Your weight will have moved from the heel to the section between mid blade and ball of foot and you should have slightly more weight in front than in back. Your weight stays there until the gun is fired.
Set your front arm slightly ahead of you with the elbow just outside of your front knee and your elbow bent. Bring your forearm almost parallel to the start line, with your hand open, relaxed, and palm facing your body.
Set your back arm slightly back with your elbow bent and the hand open and relaxed.
Your eyes should be looking up the straightaway about 10m ahead of you, or at the first block in short track.

In your starting position you should feel that your back skate is gripping the ice along the entire blade, that you have slightly more weight on the front than in back, and that your back hip is tight underneath you and the muscles are ready to explode to project you forward.

You should practice your set up, and practice it, and practice it, until it is a habit to set up a good start.
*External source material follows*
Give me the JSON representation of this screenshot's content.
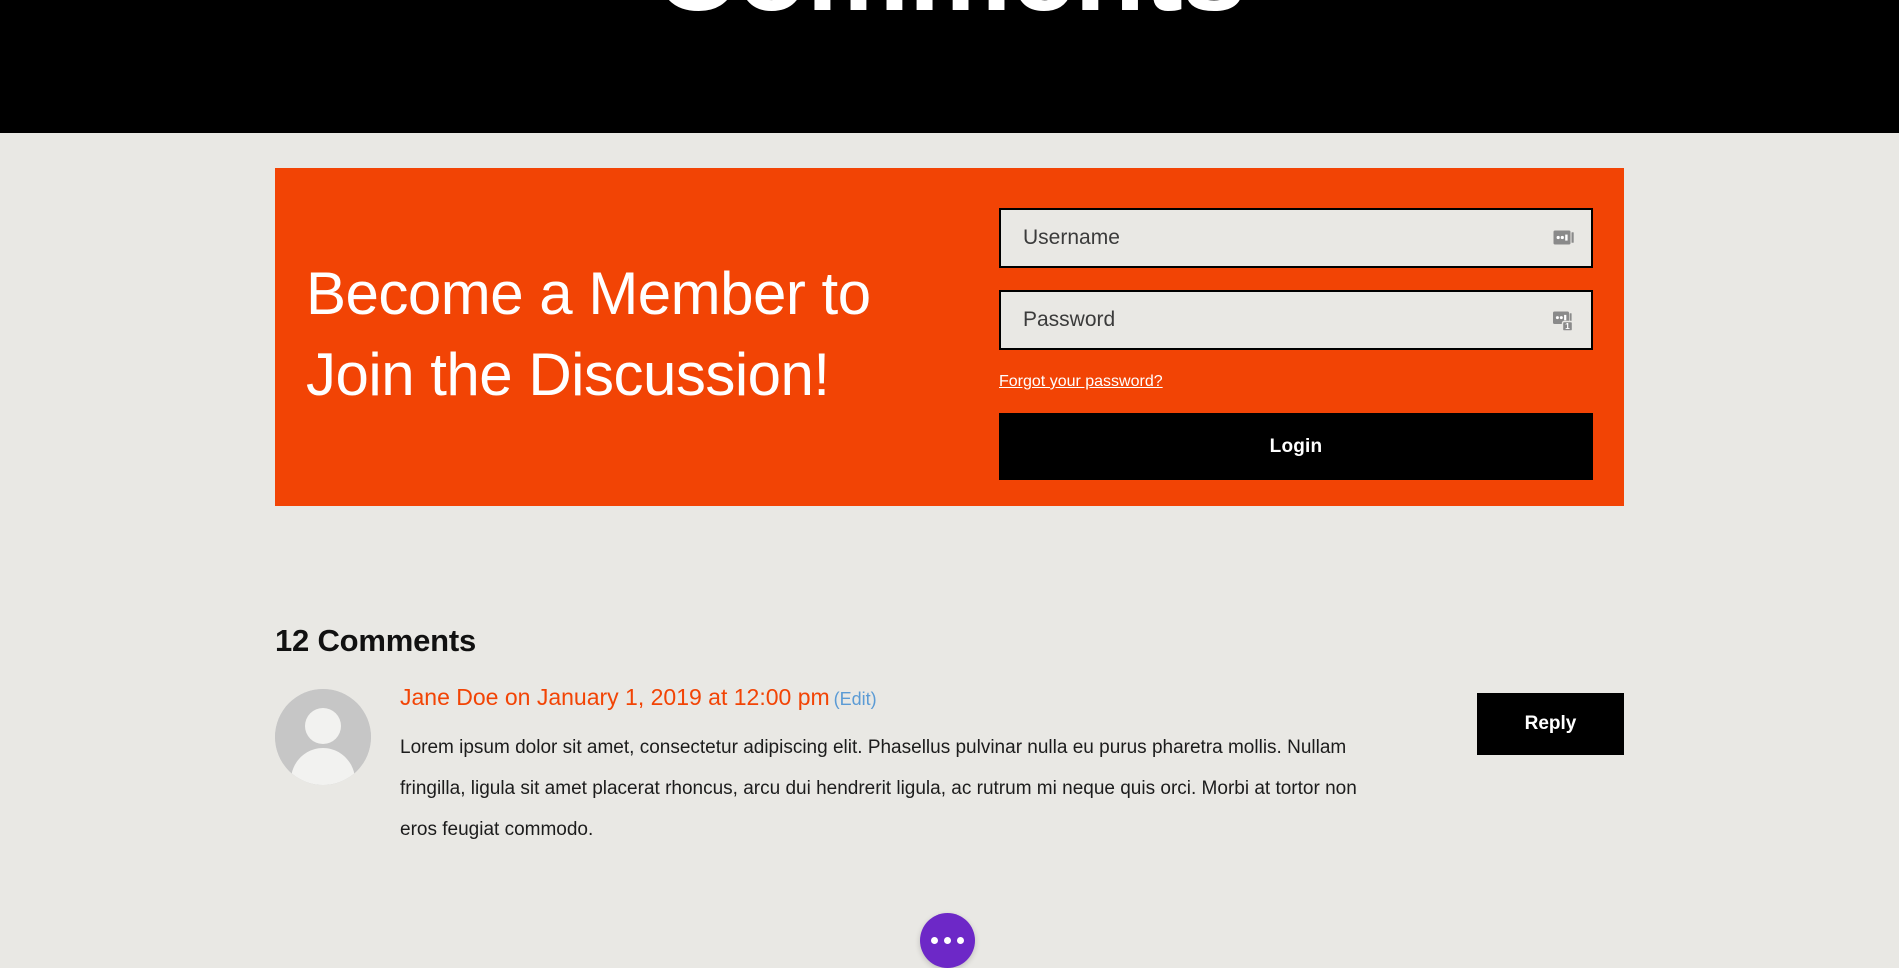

Just go to the line set up your position, back off the line, and then set up again. Keep repeating this without actually doing a start. Once the correct position is a habit, you can progress to doing starts.
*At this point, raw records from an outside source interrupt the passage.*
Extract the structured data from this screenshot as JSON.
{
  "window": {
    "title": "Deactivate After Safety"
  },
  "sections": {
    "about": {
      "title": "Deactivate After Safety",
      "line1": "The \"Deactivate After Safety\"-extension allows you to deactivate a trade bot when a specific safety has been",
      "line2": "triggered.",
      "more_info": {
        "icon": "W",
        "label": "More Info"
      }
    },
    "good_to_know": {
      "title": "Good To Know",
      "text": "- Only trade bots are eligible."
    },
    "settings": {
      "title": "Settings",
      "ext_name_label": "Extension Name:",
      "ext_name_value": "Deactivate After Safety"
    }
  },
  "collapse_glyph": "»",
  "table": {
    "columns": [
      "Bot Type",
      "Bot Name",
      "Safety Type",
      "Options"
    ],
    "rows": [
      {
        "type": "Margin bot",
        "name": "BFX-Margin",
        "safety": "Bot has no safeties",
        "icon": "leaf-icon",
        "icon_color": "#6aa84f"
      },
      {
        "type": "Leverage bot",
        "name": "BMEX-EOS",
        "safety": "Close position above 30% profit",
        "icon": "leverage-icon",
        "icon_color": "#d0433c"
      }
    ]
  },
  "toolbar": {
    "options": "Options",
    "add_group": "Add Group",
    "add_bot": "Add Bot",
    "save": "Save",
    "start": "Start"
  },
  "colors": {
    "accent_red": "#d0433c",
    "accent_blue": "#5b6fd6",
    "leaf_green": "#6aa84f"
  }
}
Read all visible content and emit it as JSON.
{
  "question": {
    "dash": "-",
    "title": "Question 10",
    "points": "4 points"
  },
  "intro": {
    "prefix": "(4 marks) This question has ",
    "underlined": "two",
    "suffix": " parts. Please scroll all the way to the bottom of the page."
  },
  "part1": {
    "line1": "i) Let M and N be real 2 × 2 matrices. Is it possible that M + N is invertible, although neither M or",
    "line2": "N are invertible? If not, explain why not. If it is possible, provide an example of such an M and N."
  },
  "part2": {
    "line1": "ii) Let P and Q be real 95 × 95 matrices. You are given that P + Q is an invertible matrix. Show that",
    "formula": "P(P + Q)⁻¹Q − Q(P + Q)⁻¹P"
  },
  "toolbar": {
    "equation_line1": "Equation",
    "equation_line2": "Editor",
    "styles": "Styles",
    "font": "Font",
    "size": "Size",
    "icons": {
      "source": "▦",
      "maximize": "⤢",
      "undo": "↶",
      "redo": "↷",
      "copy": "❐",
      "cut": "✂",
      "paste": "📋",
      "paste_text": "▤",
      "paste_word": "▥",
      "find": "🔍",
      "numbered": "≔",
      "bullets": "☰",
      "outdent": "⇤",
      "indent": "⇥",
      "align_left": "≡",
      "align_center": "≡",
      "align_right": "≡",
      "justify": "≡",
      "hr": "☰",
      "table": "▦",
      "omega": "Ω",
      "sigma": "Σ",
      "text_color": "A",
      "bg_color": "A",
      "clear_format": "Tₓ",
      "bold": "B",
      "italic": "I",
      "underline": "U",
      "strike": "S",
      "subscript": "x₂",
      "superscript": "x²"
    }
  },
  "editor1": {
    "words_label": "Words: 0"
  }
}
Common mistakes in the start position:

Upper body too low. Often slow to get body moving forward as you have to wait until you rise to a position that you can even start to move forward. Also may results in chest popping up too high. Leaves butt untucked so no pressure in to ice.
No knee angle or ankle angle on back leg.   No pressure in to ice on push.
Back hip comes down over top of back skate rather than inside it.  You are on the flat of the blade and the blade will slide out from under you as you load and push. Also puts more weight back than in front result in less forward momentum on initiation.
Front heel is too low.   Not enough grip with toe in to ice and toe slips out.
Front heel is too high.   Too much pressure and tension on front leg.
Back skate not at 45 degrees to line.  Skate slips when initiating load.
Body rotated forward towards straightaway. Skate slips. Also takes away some of load form back hip.
Upper body rotated (usually shoulder twisting toward ice). Takes away some load on back hip.
Head down   Butt up.
Arms too close to body.  Takes away impetus of arms punching to create more momentum.
Arms too far way from body.   Creates rotations on start.
Back knee cocked in too much  All the pressure is already on the ball with no where to go, thus losing forward momentum and spring. Also ankle collapsing.